The third asteroid is obliterated by the nuclear missiles launched by the UN. When the asteroid's dust reached earth, it contains a large amount of arsenic, which poisoned Earth's water supply creating a global outbreak of arsenic poisoning. Soon, locust-like creatures appear in massive swarms injecting people with a painful neurotoxin. After five months they die en masse. Christopher Goodman, the clone of Christ, discovers that he had the power of healing and soothes people who had been stung by the locust. He healed hundreds of people, including several members of the UN Security Council, and their families, as well as Decker Hawthorne. Christopher's supernatural powers make him popular, and he is nominated to the vacant seat of the Secretary General. During his acceptance speech, Christopher Goodman is assassinated by Decker's old friend Tom Donafin.
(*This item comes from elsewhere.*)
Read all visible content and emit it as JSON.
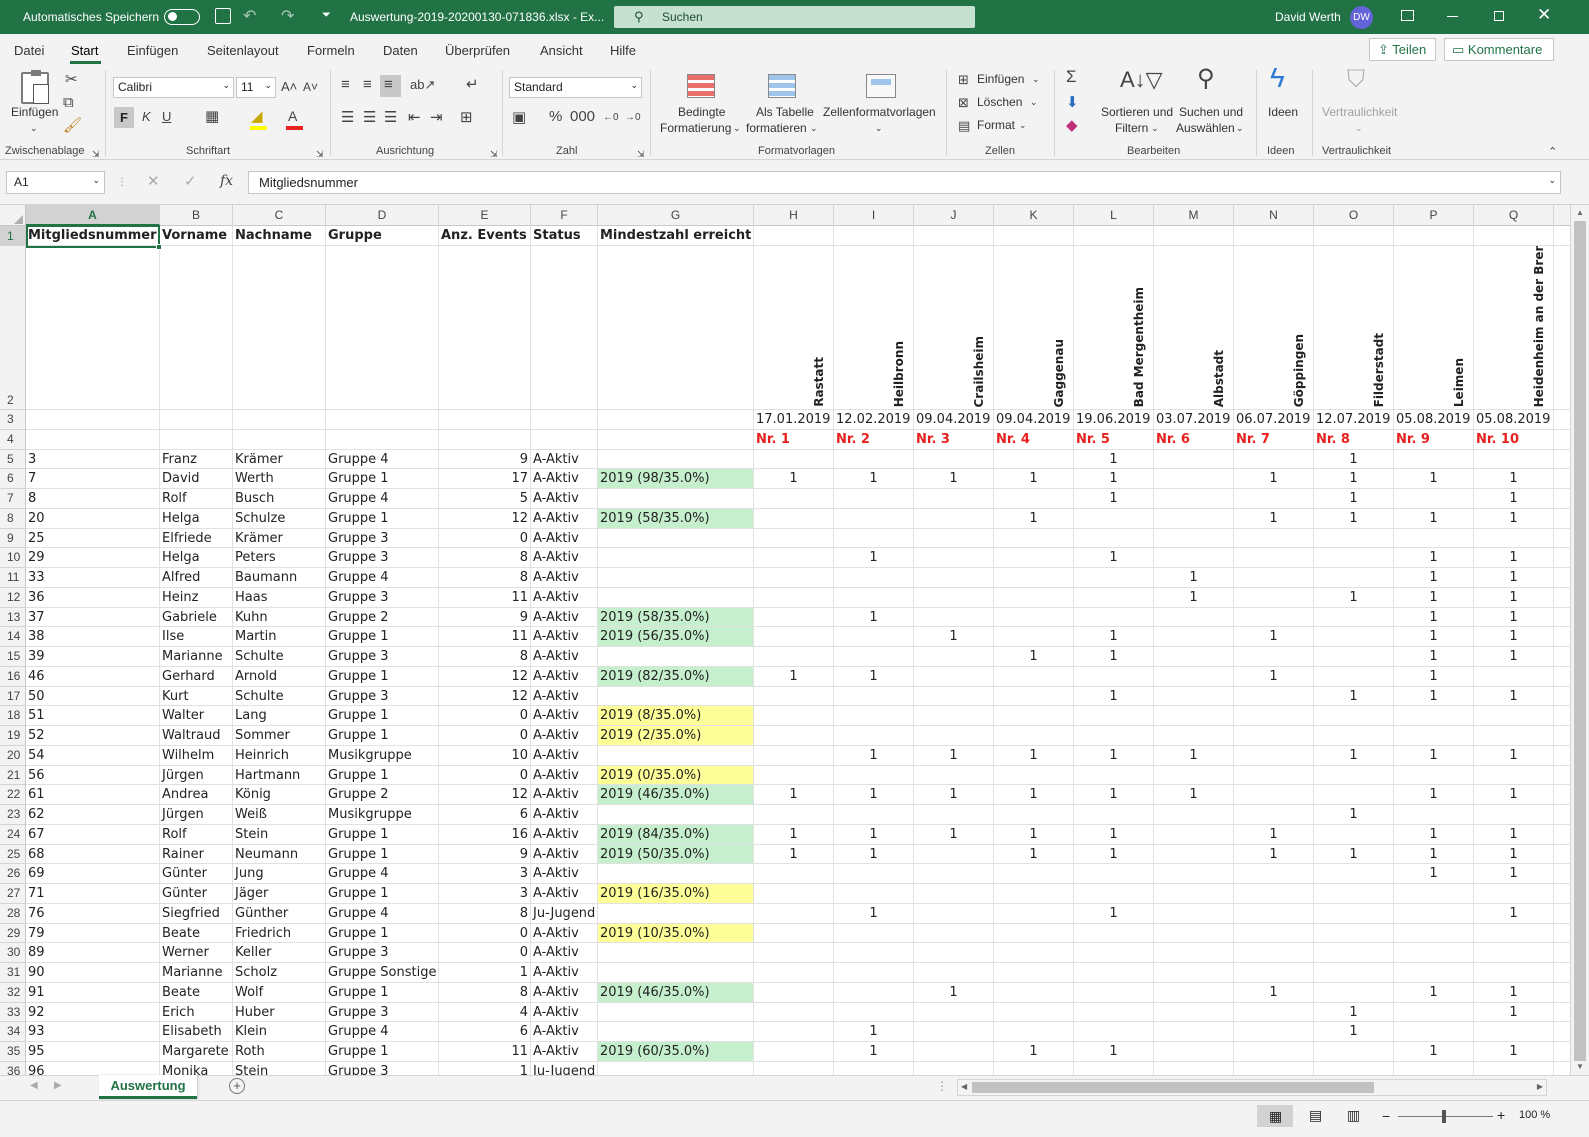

After Goodman dies, a homicidal madness spreads amongst the people near the mouth of the Euphrates River. Entire families, villages, cities, and nations are filled with rampaging citizens bent on killing each other. The madness destroys the middle East, southern Russia, much of Asia, eastern Africa, and south eastern Europe. Three days after Christopher's assassination, at his funeral, Robert Milner approached the coffin and laid his hands on it. Christopher Goodman is resurrected, the reincarnation of Christ.
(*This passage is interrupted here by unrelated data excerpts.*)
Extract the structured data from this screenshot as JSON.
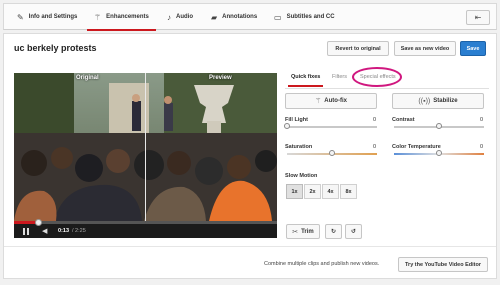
{
  "tabs": [
    {
      "label": "Info and Settings",
      "icon": "pencil-icon"
    },
    {
      "label": "Enhancements",
      "icon": "magic-wand-icon"
    },
    {
      "label": "Audio",
      "icon": "music-note-icon"
    },
    {
      "label": "Annotations",
      "icon": "speech-bubble-icon"
    },
    {
      "label": "Subtitles and CC",
      "icon": "cc-icon"
    }
  ],
  "back_icon": "back-arrow-icon",
  "video_title": "uc berkely protests",
  "actions": {
    "revert": "Revert to original",
    "save_new": "Save as new video",
    "save": "Save"
  },
  "player": {
    "original_label": "Original",
    "preview_label": "Preview",
    "current_time": "0:13",
    "total_time": "/ 2:25",
    "progress": 0.09
  },
  "fx_tabs": [
    "Quick fixes",
    "Filters",
    "Special effects"
  ],
  "auto_fix": "Auto-fix",
  "stabilize": "Stabilize",
  "sliders": [
    {
      "label": "Fill Light",
      "value": "0",
      "level": 0.0
    },
    {
      "label": "Contrast",
      "value": "0",
      "level": 0.5
    },
    {
      "label": "Saturation",
      "value": "0",
      "level": 0.5
    },
    {
      "label": "Color Temperature",
      "value": "0",
      "level": 0.5
    }
  ],
  "slow_motion": {
    "label": "Slow Motion",
    "options": [
      "1x",
      "2x",
      "4x",
      "8x"
    ],
    "selected": "1x"
  },
  "trim_label": "Trim",
  "footer": {
    "text": "Combine multiple clips and publish new videos.",
    "button": "Try the YouTube Video Editor"
  },
  "colors": {
    "accent": "#cc181e",
    "primary": "#2a7ed0",
    "highlight_circle": "#d0177f"
  }
}
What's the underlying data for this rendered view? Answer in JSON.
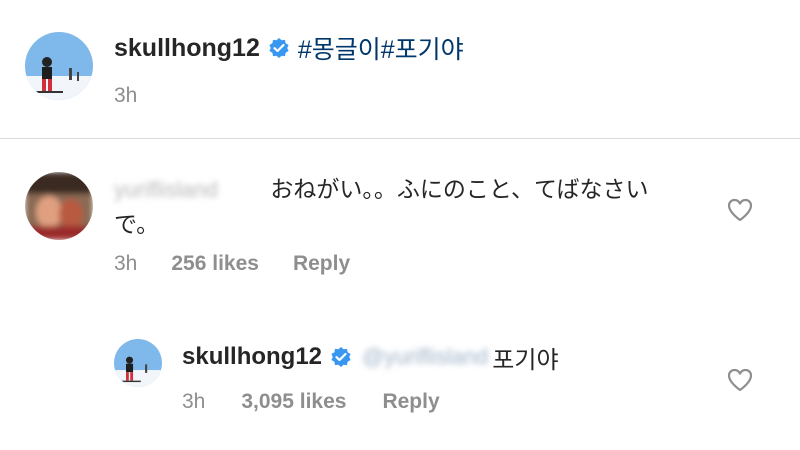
{
  "post": {
    "username": "skullhong12",
    "caption": "#몽글이#포기야",
    "time": "3h"
  },
  "comment": {
    "username": "yuriflisland",
    "text_line1": "おねがい。。ふにのこと、てばなさい",
    "text_line2": "で。",
    "time": "3h",
    "likes": "256 likes",
    "reply_label": "Reply"
  },
  "reply": {
    "username": "skullhong12",
    "mention": "@yuriflisland",
    "text": "포기야",
    "time": "3h",
    "likes": "3,095 likes",
    "reply_label": "Reply"
  },
  "icons": {
    "verified": "verified-badge-icon",
    "like": "heart-outline-icon"
  },
  "colors": {
    "verified_blue": "#3897f0",
    "hashtag": "#00376b",
    "meta_gray": "#8e8e8e",
    "divider": "#dbdbdb"
  }
}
Christopher explains that as his body was dead, he gained the entire memory of Jesus Christ all the way up to the time of his death, and gained other knowledge as well. He explains that rather than being a god, Yahweh was the member of a species called Theatans. Four billion years ago, these Theatans were at the same evolutionary level as humans are now. Their evolutionary process had stagnated, until it was discovered that the next evolutionary step - the final step - was a voluntary step taken by the species as a whole. The people of Theata took this evolutionary step, and evolved into spiritual beings capable of wonders only dreamed of previously. Eventually, one Theatan discovered that there was one further evolutionary step, although it was a state that only a single being may achieve. This Theatan, named Yahweh, took this step, and became a Godhead.

Christopher continues to explain that humans are now on the brink of the evolutionary step into the spirit as the Theatans, however, Yahweh does not wish to relinquish his hold on humanity, believing that if they evolve into spirits, they will be on equal footing with him, and will no longer serve him. In order to stave off this evolutionary cooperation by humankind, Yahweh has stricken the earth with the plagues of asteroids, locust and madness, and he plans more and worse plagues as time goes on. Decker and Milner resolve to do anything they can to help Christopher rally humanity against Yahweh and issue in the New Age of Humankind.

Christopher, Milner and Decker travel to the Jewish Temple in Jerusalem, Israel. Cohen and John are located. With a swipe of his hand Christopher sends them both flying toward the Temple at great speed, killing them on impact with the temple wall. Decker remains outside to talk to the press as Christopher and Milner enter the Temple with the intention of desecrating the altar inside, to put a stop to the animal sacrifices that take place there. Also Christopher takes the contents of the Ark of the Covenant and throws them from the roof of the Temple as he proclaims that he is the Second Coming of Christ, the Jewish Messiah, and Muhammad al-Mahdi among other prophesied figures throughout most other religions, saying they're all one and the same.

As Christopher nears the conclusion of his address, light beings, presumably Theatans, surround the temple and flood the Temple Mount. Christopher leaps from the roof of the Temple, and is suspended in mid-air by the light beings and he proclaims that everyone should "Behold the Hosts of Heaven".

==Literary significance and reception==
Kirkus Reviews called Birth of an Age "Astoundingly intelligent." Jeff Zaleski reviewing for Publishers Weekly said that the ending will "shock some Christian readers, but many others will be enthralled by the author's science-fortified vision of the Apocalypse."